On-site face-to-face events have become limited or difficult to access since 2020 due to the global epidemiological situation. This situation has posed and continues to pose challenges to companies and institutions, leading to the increased use of videoconferencing and the broadcast of e.g. conferences or trainings via online live streams. This enables location-independent communication and thus replaces “face-to-face communication” on site. However, the fact that online communication requires different preconditions for successful information transfer and brings new challenges, especially for persons with impairments, are aspects that are often not taken into consideration when switching from “on site” to online.
Persons with hearing impairments often have difficulty following the content in online meetings or live streaming, whether due to poor video transmission or presentations with reduced or no speaker video, lip-reading becomes difficult or not possible at all. Live transcription of the spoken presentation can therefore be very helpful.
AI enables live transcription without much effort
Subtitles with synchronous translation or so-called live transcriptions (closed captioning) are suitable for circumventing the difficulties that arise when lip-reading using video images. There are two options: “Closed Captioning” with a manual (a person in the meeting types in what is said via a separate window) or an automatic solution with AI.
How automatic transcription works
Automatic transcription solutions link acoustic sounds to words in a digital language model – similar to a digital dictionary. When these sounds have multiple possible matches – for example, due to slurred pronunciation – the automatic transcription software examines the overall context and assigns a probability to each possible word and selects the word it thinks is the most likely match. This analysis is driven by deep learning algorithms.
Most automatic transcription solutions are designed for post-production. Services of this type run your audio file through automatic transcription software and send you the result in text form. The processing typically takes place in the cloud, but there are also on-site speech-to-text solutions. However, such post-production solutions are not suitable for live events such as (video) conferences, court hearings or sporting events.
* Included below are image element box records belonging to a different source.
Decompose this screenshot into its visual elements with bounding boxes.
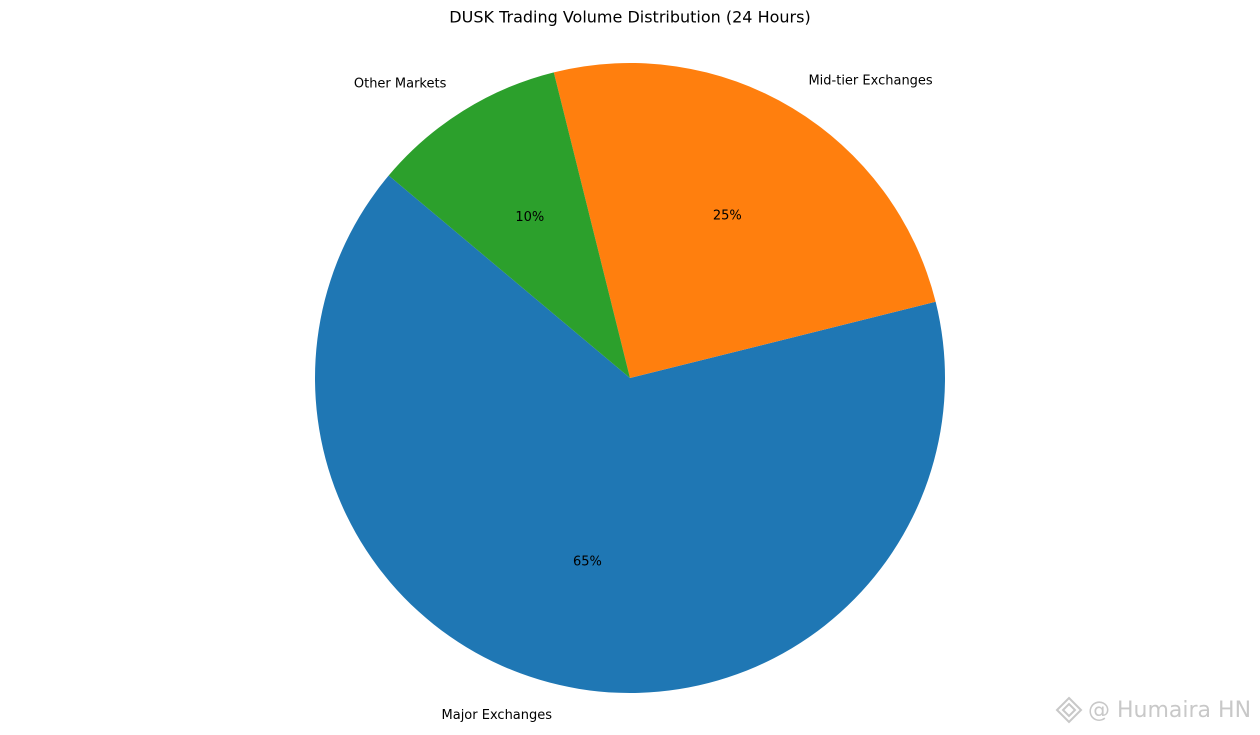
slice-label: Mid-tier Exchanges: [808, 73, 932, 88]
watermark: @ Humaira HN: [1088, 698, 1251, 723]
chart-title: DUSK Trading Volume Distribution (24 Hou…: [449, 8, 810, 27]
pie-slice: [388, 72, 630, 379]
percent-label: 10%: [515, 210, 544, 225]
slice-label: Other Markets: [354, 77, 447, 92]
percent-label: 25%: [713, 208, 742, 223]
slice-label: Major Exchanges: [442, 708, 553, 723]
percent-label: 65%: [573, 555, 602, 570]
pie-slice: [315, 175, 946, 694]
pie-slice: [553, 63, 936, 379]
watermark-icon: [1055, 696, 1083, 724]
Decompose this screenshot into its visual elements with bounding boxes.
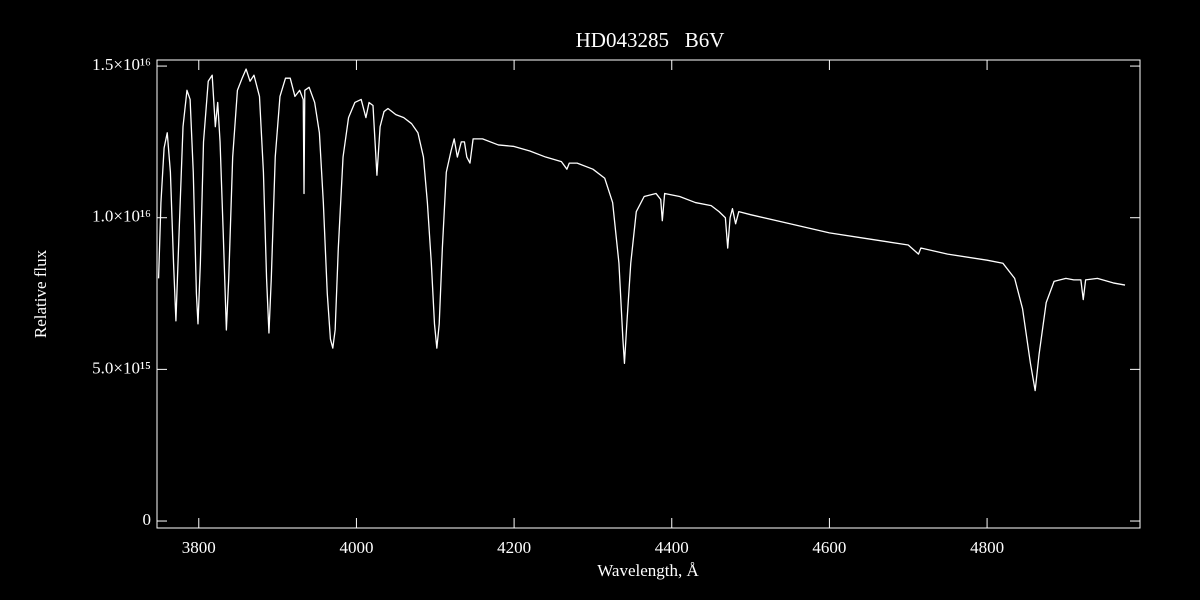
chart-title: HD043285 B6V [576, 28, 725, 52]
x-tick-label: 4400 [655, 538, 689, 557]
y-axis-label: Relative flux [31, 249, 50, 338]
spectrum-line [157, 68, 1126, 392]
y-tick-label: 1.0×10¹⁶ [92, 207, 151, 226]
x-tick-label: 4800 [970, 538, 1004, 557]
x-tick-label: 4200 [497, 538, 531, 557]
x-tick-label: 4000 [339, 538, 373, 557]
y-tick-label: 0 [143, 510, 152, 529]
y-tick-label: 1.5×10¹⁶ [92, 55, 151, 74]
plot-frame [156, 59, 1141, 529]
y-tick-label: 5.0×10¹⁵ [92, 358, 151, 377]
x-tick-label: 4600 [812, 538, 846, 557]
x-tick-label: 3800 [182, 538, 216, 557]
x-axis-label: Wavelength, Å [597, 561, 699, 580]
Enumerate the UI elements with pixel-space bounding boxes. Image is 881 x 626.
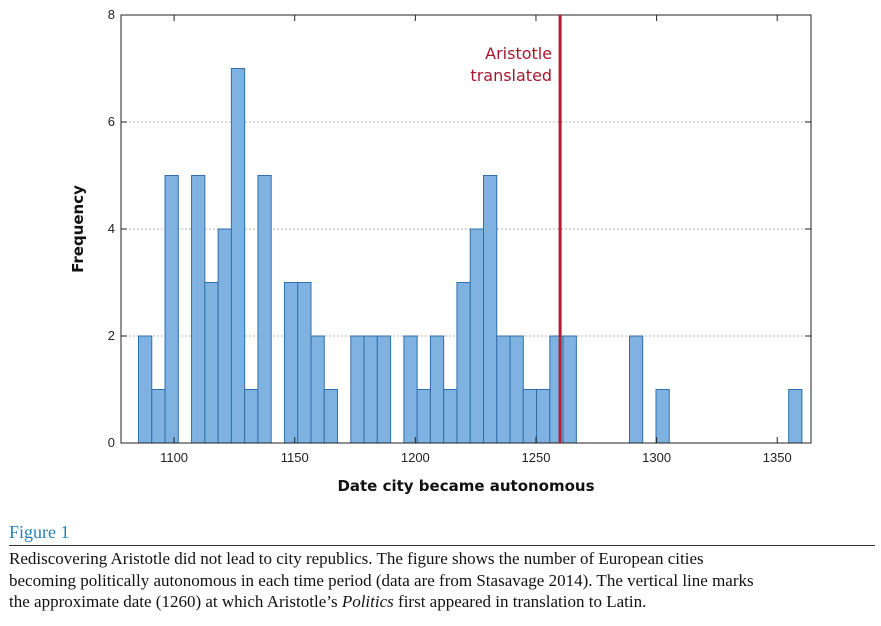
histogram-bar: [628, 335, 644, 444]
histogram-bar: [217, 228, 232, 444]
x-tick-label: 1300: [642, 450, 671, 465]
x-tick-label: 1250: [522, 450, 551, 465]
y-axis-title: Frequency: [69, 185, 87, 273]
histogram-bar: [655, 389, 670, 444]
histogram-bar: [562, 335, 577, 444]
caption-italic-title: Politics: [341, 592, 394, 611]
caption-line-3-start: the approximate date (1260) at which Ari…: [9, 592, 342, 611]
histogram-bar: [363, 335, 378, 444]
histogram-bar: [297, 282, 312, 444]
histogram-bar: [137, 335, 153, 444]
histogram-chart: 1100 1150 1200 1250 1300 1350 0 2 4 6 8 Aristotle t…: [69, 7, 812, 495]
y-tick-label: 0: [108, 435, 115, 450]
y-tick-label: 2: [108, 328, 115, 343]
histogram-bar: [350, 335, 365, 444]
histogram-bar: [323, 389, 339, 444]
histogram-bar: [456, 282, 471, 444]
reference-line-group: Aristotle translated: [470, 15, 562, 443]
axis-ticks: 1100 1150 1200 1250 1300 1350 0 2 4 6 8: [108, 7, 811, 465]
x-tick-label: 1200: [401, 450, 430, 465]
x-tick-label: 1350: [763, 450, 792, 465]
histogram-bar: [164, 175, 179, 444]
histogram-bar: [536, 389, 551, 444]
caption-line-3-end: first appeared in translation to Latin.: [393, 592, 647, 611]
x-tick-label: 1150: [281, 450, 309, 465]
reference-label-line-2: translated: [470, 66, 552, 85]
histogram-bar: [469, 228, 484, 444]
caption-line-3: the approximate date (1260) at which Ari…: [9, 591, 875, 613]
y-tick-label: 4: [108, 221, 115, 236]
histogram-bar: [257, 175, 272, 444]
histogram-bar: [482, 175, 498, 444]
histogram-bar: [416, 389, 431, 444]
figure-caption: Figure 1 Rediscovering Aristotle did not…: [9, 521, 875, 613]
histogram-bar: [788, 389, 803, 444]
histogram-bar: [496, 335, 511, 444]
histogram-bar: [429, 335, 445, 444]
histogram-bar: [230, 68, 246, 444]
histogram-bars: [137, 68, 803, 444]
x-tick-label: 1100: [160, 450, 188, 465]
caption-divider: [9, 545, 875, 546]
x-axis-title: Date city became autonomous: [337, 477, 594, 495]
caption-line-2: becoming politically autonomous in each …: [9, 570, 754, 590]
histogram-bar: [310, 335, 325, 444]
histogram-bar: [403, 335, 418, 444]
histogram-bar: [204, 282, 219, 444]
histogram-bar: [244, 389, 259, 444]
histogram-bar: [191, 175, 206, 444]
y-tick-label: 8: [108, 7, 115, 22]
histogram-bar: [509, 335, 524, 444]
histogram-bar: [151, 389, 166, 444]
caption-text: Rediscovering Aristotle did not lead to …: [9, 548, 875, 613]
histogram-bar: [522, 389, 538, 444]
histogram-bar: [376, 335, 392, 444]
histogram-bar: [443, 389, 458, 444]
figure-label: Figure 1: [9, 522, 70, 542]
y-tick-label: 6: [108, 114, 115, 129]
reference-label-line-1: Aristotle: [485, 44, 552, 63]
histogram-bar: [283, 282, 299, 444]
caption-line-1: Rediscovering Aristotle did not lead to …: [9, 549, 704, 568]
AI-driven live transcription offers better options here and works relatively easily: imagine a speaker on stage giving a keynote speech. The microphone into which he speaks is connected to a laptop or other device running cloud-based automatic transcription software. Everything the speaker says is sent to the cloud as audio. In the cloud, AI natural language processing technology matches the various sounds with words in a digital language model. The software then sends the text back to be displayed on a monitor for anyone to read along. The data that the software uploads and downloads is very small, so the whole process happens very quickly.
The advantages of automatic transcriptions: Accuracy and convenience
AI-based transcription works well when conditions are optimal. Background noise, poor acoustics, strong accents and dialects, specialized vocabulary, and inferior recording equipment can all affect the accuracy of AI speech-to-text transcription.
However, with the constant optimization of neural networks that drive speech recognition technology, machine transcription is getting better every day. With some transcription solutions, you can already ensure before an event that potentially difficult accents or dialects are recognized more effectively than with human transcription. With other solutions, it is possible to add words and terms to the system’s dictionary to support improved recognition. This feature is invaluable for events where foreign words, jargon and technical language are used.
The accuracy advantage of AI doesn’t end there, however. Speech recognition solutions can also analyze context to eliminate ambiguity in word usage. In addition, with live machine-driven transcription software, an editor can make corrections on the fly using a live editor, so small errors can still be corrected quickly.
In addition, it’s not always possible to bring in human help for live captioning or subtitling in general. Perhaps you have scheduled a meeting on short notice and would like to provide participants with a transcript for review. Maybe there are multiple conferences happening at the same time and no transcription professional with the right skills is available.
With AI-based transcription, you don’t have to worry about that. You can quickly set up the automated transcription solution and it will do its job. You can also test the system in advance of an event to check the accuracy of speech recognition or customize it to recognize industry-specific words or dialects.
Automatic transcription solutions are also more flexible, with many supporting multiple languages at once and offering simultaneous translation into other languages.
Now, there are numerous AI-powered transcription solutions on the market, such as those from Google, Microsoft, or Amazon, all of which do a good job in certain fields and languages.
But what if you had access to a variety of providers on a single platform, and even had the option of not having to decide which solution to use at all, and instead always get the best result from all providers delivered to you?
Eugen Gross, CEO & Founder of aiconix, and his team have developed various digital solutions that use Artificial Intelligence to convert speech into text and use it to create transcripts of audio files as well as (live) subtitles in videos for people with hearing impairments. At the same time, these subtitles can be automatically translated into other languages, making the audio-visual content accessible to an international audience.
Eugen Gross: “We want to show with our solutions that AI applications can contribute to inclusion and improved communication for people with hearing impairments and foreign language speakers.”
Already, some public institutions are managing to create a piece of digitalization and accessibility together with aiconix, without tying up a lot of resources with manual work.